Another noteworthy aspect of this case is the extended treatment duration, approximately 5 years and 8 months, which sparks the question of when to stop oncological treatments in cases of complete response. A Korean case series reported that between 523 patients with advanced HCC, seven achieved complete response with sorafenib therapy. Of those 7 cases, 5 patients underwent continuous treatment with sorafenib, of which only one experienced a recurrence, on the other hand 2 patients stopped treatment and both experienced a recurrence [13]. In a Spanish case series of 1119 patients, 12 showed a complete response; of these, 5 patients did not stop sorafenib and had no recurrence, while 7 patients interrupted the therapy, with 5 of them experiencing a disease recurrence [14].
The HFS was reported as one of the most frequent G3 adverse effect of the SHARP trial [5]; similarly, it was the only significant adverse effect observed in our patient. Furthermore, dermatological toxicity in general appears to be associated with improved survival and it is almost always present in patients who have achieved response to the treatment [14,19]. Other potential side effects associated with prolonged exposure to sorafenib and other tyrosine kinase inhibitors are cardiovascular and nephrological toxicities [20]. In the case of our patient, due to the lack of conclusive data on recurrence rates following complete response and considering the patient’s treatment tolerance, a customized schedule was devised (200 mg for 21 days, followed by a break of 7 days), allowing prolonged treatment duration while allowing the patients to maintain a good quality of life during treatment.

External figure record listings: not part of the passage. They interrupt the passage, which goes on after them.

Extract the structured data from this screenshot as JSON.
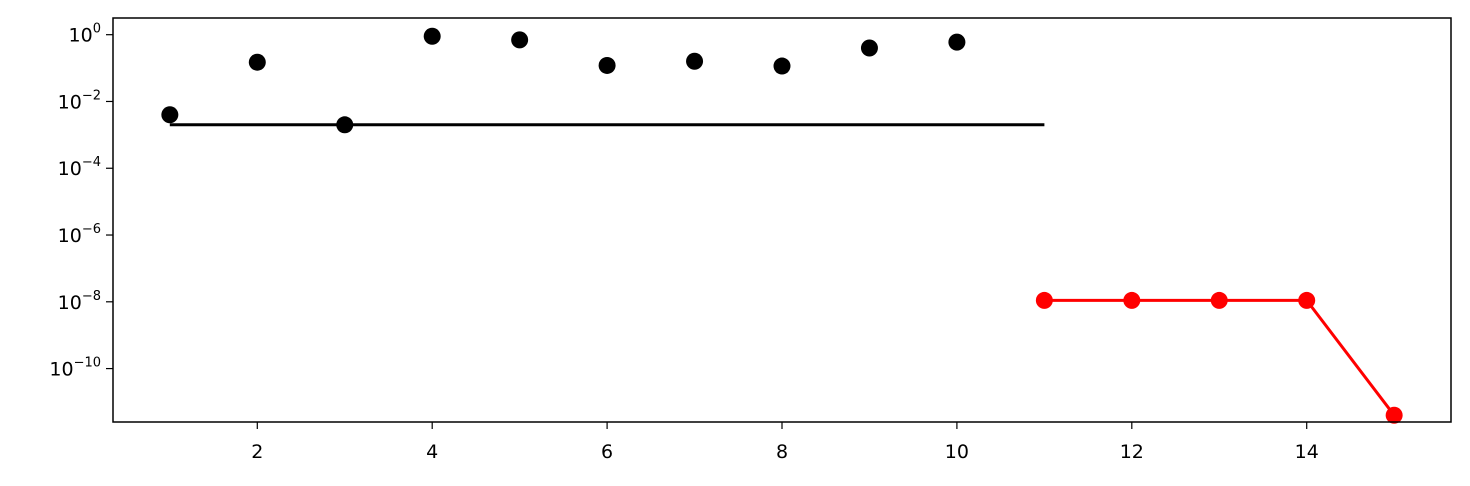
{
  "chart_data": {
    "type": "scatter",
    "title": "",
    "xlabel": "",
    "ylabel": "",
    "yscale": "log",
    "xlim": [
      0.35,
      15.65
    ],
    "ylim_log10": [
      -11.6,
      0.5
    ],
    "grid": false,
    "x_ticks": [
      {
        "value": 2,
        "label": "2"
      },
      {
        "value": 4,
        "label": "4"
      },
      {
        "value": 6,
        "label": "6"
      },
      {
        "value": 8,
        "label": "8"
      },
      {
        "value": 10,
        "label": "10"
      },
      {
        "value": 12,
        "label": "12"
      },
      {
        "value": 14,
        "label": "14"
      }
    ],
    "y_ticks": [
      {
        "exp": 0,
        "base": "10",
        "sup": "0"
      },
      {
        "exp": -2,
        "base": "10",
        "sup": "−2"
      },
      {
        "exp": -4,
        "base": "10",
        "sup": "−4"
      },
      {
        "exp": -6,
        "base": "10",
        "sup": "−6"
      },
      {
        "exp": -8,
        "base": "10",
        "sup": "−8"
      },
      {
        "exp": -10,
        "base": "10",
        "sup": "−10"
      }
    ],
    "series": [
      {
        "style": "markers",
        "color": "#000000",
        "x": [
          1,
          2,
          3,
          4,
          5,
          6,
          7,
          8,
          9,
          10
        ],
        "y": [
          0.004,
          0.15,
          0.002,
          0.9,
          0.7,
          0.12,
          0.16,
          0.115,
          0.4,
          0.6
        ]
      },
      {
        "style": "line",
        "color": "#000000",
        "x": [
          1,
          11
        ],
        "y": [
          0.002,
          0.002
        ]
      },
      {
        "style": "line-markers",
        "color": "#ff0000",
        "x": [
          11,
          12,
          13,
          14,
          15
        ],
        "y": [
          1.1e-08,
          1.1e-08,
          1.1e-08,
          1.1e-08,
          4e-12
        ]
      }
    ]
  }
}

A limitation of our study is the lack of a biopsy, which, although not mandatory for an HCC diagnosis, would have been useful in assessing molecular patterns that might predict response to sorafenib, especially given the exceptional response achieved.
Conclusion
We report a rare case of an HCV/HIV coinfected patient with infiltrative HCC and portal vein thrombosis which demonstrated a complete and sustained response to sorafenib. Additionally, this case shows the feasibility and, arguably, the necessity of personalizing treatment during prolonged therapies to maximize patient tolerance. The timing of treatment discontinuation in patients with complete response is still unclear, given the lack of robust data. Further studies that aim to investigate the mechanism and predictive factors of complete response to TKIs including the potential concomitant role of viral aetiology are needed.
Declarations
Contributors: All authors contributed to planning, literature review and conduct of the review article. All authors have reviewed and agreed on the final manuscript.
Competing Interests: BG received a research grant from INCYTE and IPSEN and he is a member of the advisory board for INCYTE, LILLY and TAIHO. The others authors declare no competing interests.
Patient Consent for Publication: Written informed consent was obtained from the patient for publication of this case report and any accompanying images.
Ethics Approval and Consent to Participate: the patient was treated according to the ethical guidelines of the 1975 Declaration of Helsinki. The research was conducted ethically in accordance with the World Medical Association Declaration of Helsinki. Availability of Data and Materials: Not applicable
Funding: The work reported in this publication was funded by Fondazione Donato-Venturi to G.B.